While Stingley is no longer the formal federal cloud CTO, he has by no means turned his attention away from cloud computing. As of last Thursday, he was still scheduled to give a presentation titled “Development Of A Federal Cloud Computing Infrastructure” at the Geospatial Service-Oriented Architecture Best Practices Workshop on Tuesday morning, though as CTO of the BLM, not as a representative of the GSA.

The GSA isn’t by any means taking its foot off the accelerator with cloud computing. However, Coleman wants to make sure it’s done in the right way. “As we formalize the cloud computing initiative, we will have a program office, we will have a governance model,” she said.

Despite the elimination — for now — of the federal cloud CTO role, Coleman said that it’s “fair to say” that the GSA will be taking a central role in pushing the Obama administration’s cloud computing initiative, noting that the GSA should be a “center of gravity” for federal government IT.

Perhaps this was simply lost in GovSpeak translation, but something does not compute here.  I’m very much for correcting missteps early, but what an absolutely confusing message to send: Cloud is uber-important, we’re moving full-steam ahead, but nobody — or at least not the GSA — is steering the ship?

What could go wrong?

Whether it was decided that the GSA was not the appropriate office to lead/govern the Federal Cloud efforts, they are amongst the most innovative:

The GSA is experimenting with cloud computing for its own internal use. For example, federal information Web site USA.gov is hosted via Terremark’s Enterprise Cloud infrastructure as a service product, which charges by capacity used. When it was time for renegotiation of its old hosting contract, the GSA opened the contract to bidders and ended up saving between 80% and 90% with Terremark on a multiyear contract worth up to $135 million.

It’s also possible that under the Obama administration, the GSA might begin playing more of a shared-services role in IT, as it does in building management. However, Coleman is coy about whether that’s likely to happen, saying only that it would depend on the goals of the administration and the incoming GSA administrator. Stingley is reported to have been thinking about how the GSA might build out a federal cloud that agencies could easily tap into.

There’s a back-story here…

Hoff

* Aha!  I figured it out. See the problem is that you can’t appoint the CTO from something called the Bureau of LAND Management and expect them to be able to manage CLOUDS!  Silly me!

  1. June 9th, 2009 at 12:36 | #1

    Sounds to me like it's translated into normal-person speak as "we're waiting for our leadership to give us rules of engagement for cloud offerings". Right now, the administration is playing 2-faced cloud games with the agencies: we're not going to give you any official guidance for the time being and you're free to go do some projects with cloud services. Good way to have the carpet pulled out from under you later when you least expect it, so the CIOs are staying away right now, with some exceptions.

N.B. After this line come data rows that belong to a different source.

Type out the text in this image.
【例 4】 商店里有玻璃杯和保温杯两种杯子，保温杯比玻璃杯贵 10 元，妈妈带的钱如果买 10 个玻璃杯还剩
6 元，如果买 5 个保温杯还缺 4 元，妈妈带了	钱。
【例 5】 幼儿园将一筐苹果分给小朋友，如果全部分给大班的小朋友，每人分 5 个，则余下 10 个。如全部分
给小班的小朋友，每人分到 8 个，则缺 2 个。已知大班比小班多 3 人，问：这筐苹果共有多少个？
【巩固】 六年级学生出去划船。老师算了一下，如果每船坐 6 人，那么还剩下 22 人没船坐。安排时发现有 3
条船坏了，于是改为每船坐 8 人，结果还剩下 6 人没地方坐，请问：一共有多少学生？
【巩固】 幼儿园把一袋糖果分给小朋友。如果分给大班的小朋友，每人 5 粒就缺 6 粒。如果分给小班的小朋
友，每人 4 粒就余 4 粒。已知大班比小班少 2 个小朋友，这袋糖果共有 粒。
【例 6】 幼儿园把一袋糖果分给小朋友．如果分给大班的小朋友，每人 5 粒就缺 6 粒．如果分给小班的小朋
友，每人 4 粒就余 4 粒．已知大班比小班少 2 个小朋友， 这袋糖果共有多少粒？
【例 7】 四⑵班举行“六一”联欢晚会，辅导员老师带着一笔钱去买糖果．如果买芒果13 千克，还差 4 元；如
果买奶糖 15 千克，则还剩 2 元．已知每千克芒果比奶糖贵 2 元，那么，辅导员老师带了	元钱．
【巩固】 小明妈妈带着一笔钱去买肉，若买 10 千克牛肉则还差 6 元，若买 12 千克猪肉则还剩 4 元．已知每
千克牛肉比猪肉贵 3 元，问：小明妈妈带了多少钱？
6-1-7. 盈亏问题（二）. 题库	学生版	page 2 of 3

    The new motto should be "Nobody ever got fired for not going to a cloud solution."

  2. Real Story
    April 23rd, 2011 at 10:40 | #2

    Congrats! You are the ONLY one writing about a "back-story". Has anyone ever worked with this ego-maniac, Patrick Stingley? The real story is it has less to do with the importance of cloud in the government and more to do with the individual they selected. They should have done more research into this guy's personality and realized that he really thought he was a Czar!

    Dig deeper guys, you will see it is about the individual and not the role.